FORT WORTH, Texas—It’s no secret that technology has led to advancements in the Permian Basin.

Average drilling days dropped by 27% to 19 in 2016, compared to 2010. Lateral lengths nearly doubled to 7,178 ft per well as the amount of proppant skyrocketed by 932% to 11.46 million pounds per well, David Adams, senior vice president for completions and production for Halliburton Co. (NYSE: HAL), said during Hart Energy’s recently held DUG Permian Basin conference.

“In this same time frame we saw shale oil production go from 150,000 barrels per day to nearly 2 million barrels per day,” Adams said, adding the change was the result of more efficient drilling rigs, multiwell pads and better well and fracture placement and other technologies.

Most would agree that the industry has done a fantastic job at lowering costs and finding better ways to become more efficient, Adams said; however, there is still room for improvement in recovery rates and optimizing production.

As U.S. shale drillers increase activity amid improving market conditions, focus is expected to remain on technology to drive further efficiency gains and lower costs. But the next chapter in the Permian Basin shale story could see more attention on data and services integration, analytics and automation, and technologies aimed at increasing recovery rates. Such technologies may be the key to growing revenue for shale operators as the price for a barrel of oil remains relatively flat.

Adams highlighted some of technology trends aimed at lowering the cost per barrel of oil equivalent and increasing recovery. Among these is the digitization of the oil field with big data. The challenge for the industry in this area is that “we are very data rich, but insight poor,” Adams said.

Data can be gathered by applying sensors to LWD and open-hole logging tools, for example, as well as tied to surface equipment for reservoir modeling, while real-time platforms allow operators to connect, collect and view data as operations are being carried out.  The industry is now putting cloud computing to use to create a common repository for data, he explained, before adding big data analytics gives companies computing power to analyze data. This “enables us to create complex algorithms to find commonalities in the data that help us find solutions.”

Halliburton has put sensors on its hydraulic fracturing fleet, a move that has helped the company gain knowledge on the equipment’s workload and the timing of needed maintenance. As a result, the oilfield service company was able to compare the data to historical data and create predictive algorithms to better understand equipment maintenance needs.
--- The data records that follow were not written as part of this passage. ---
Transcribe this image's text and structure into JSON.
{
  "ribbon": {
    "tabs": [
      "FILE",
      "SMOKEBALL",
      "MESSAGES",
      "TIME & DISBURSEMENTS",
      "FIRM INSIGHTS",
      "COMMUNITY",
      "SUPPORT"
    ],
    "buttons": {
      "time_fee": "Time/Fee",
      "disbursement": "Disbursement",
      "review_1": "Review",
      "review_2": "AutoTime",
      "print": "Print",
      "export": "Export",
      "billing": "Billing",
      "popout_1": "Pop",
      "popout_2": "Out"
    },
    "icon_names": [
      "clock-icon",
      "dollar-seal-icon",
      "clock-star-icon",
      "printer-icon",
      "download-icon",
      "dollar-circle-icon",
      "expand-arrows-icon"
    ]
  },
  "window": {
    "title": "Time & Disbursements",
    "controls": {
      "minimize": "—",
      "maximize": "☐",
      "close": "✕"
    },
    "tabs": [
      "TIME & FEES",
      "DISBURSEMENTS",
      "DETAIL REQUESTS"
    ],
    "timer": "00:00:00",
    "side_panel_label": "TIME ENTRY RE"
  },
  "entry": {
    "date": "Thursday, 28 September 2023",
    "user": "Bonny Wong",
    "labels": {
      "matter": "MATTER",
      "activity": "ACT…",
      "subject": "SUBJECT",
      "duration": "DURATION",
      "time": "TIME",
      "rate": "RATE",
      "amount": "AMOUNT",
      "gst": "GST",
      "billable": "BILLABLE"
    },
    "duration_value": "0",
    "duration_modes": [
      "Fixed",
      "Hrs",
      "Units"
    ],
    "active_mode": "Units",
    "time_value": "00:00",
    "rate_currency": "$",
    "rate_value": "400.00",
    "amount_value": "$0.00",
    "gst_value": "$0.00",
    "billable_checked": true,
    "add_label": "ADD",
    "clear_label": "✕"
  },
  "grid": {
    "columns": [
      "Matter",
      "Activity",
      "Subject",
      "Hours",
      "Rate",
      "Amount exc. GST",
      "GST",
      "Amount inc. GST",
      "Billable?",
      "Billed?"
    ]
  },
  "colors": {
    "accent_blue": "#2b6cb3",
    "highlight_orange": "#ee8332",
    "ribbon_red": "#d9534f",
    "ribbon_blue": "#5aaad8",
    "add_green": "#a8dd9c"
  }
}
“Historically we were maintaining equipment on a time-based effort,” Adams said. “Now we are doing it truly on the condition and the ware of each piece of equipment, which is significantly reducing maintenance costs. But more importantly for the operator it’s helping to drive reliability in our fleet.”

Halliburton has also embarked upon another project, which is still in the proof of concept phase, involving digitizing production across an entire asset with sensors that will provide data such as temperature, pressure and flow rates. The project also aims to collect information on how equipment is performing, while also keeping an eye out for emissions levels and any spills. All of the information is transferred to the cloud, where it can be remotely viewed and assessed.

“The operator will no longer have to depend in the very near future on having people work around each of their well sites to look at production, to look at how each of their wells is performing,” Adams said. “It will all be done in real time. Similarly, it will all be optimized.”

The technology gives insight needed to help determine which assets are in most need of personnel and when.

Other technology areas include:

  • Far-field and near-wellbore diverters, which aims to boost stimulated reservoir volume by improving fracture placement, increasing fracture conductivity and creating more complex fractures. The latter is accomplished with far-field diverters. “All of this is for not if we don’t effectively place the right proppant and microproppant into these fractures to ensure that we sustain conductivity for the life of the well;” and
  • Integrated Sensor Diagnostics, which replaces the typical trial and error approach by using information gathered from downhole sensors. Such information helps with better well spacing, well placement, fracture spacing and completion design, Adams said. “With this we can now do sensitivity analysis with our reservoir models,” so adjustments can be made. One operator took this approach by using fiber optics and microseismic to monitor stimulations. The result led to a switch from 1,000-ft spacing to 600-ft spacing. The operator would’ve otherwise bypassed 40% of its reserves, according to Adams.

“If we leverage the technologies that help us maximize recovery, maximize production and reduce maintenance costs, I am confident that we will see a step change in unconventional economics that will provide a commercial avenue for us all to be successful at flat oil prices going forward,” Adams said.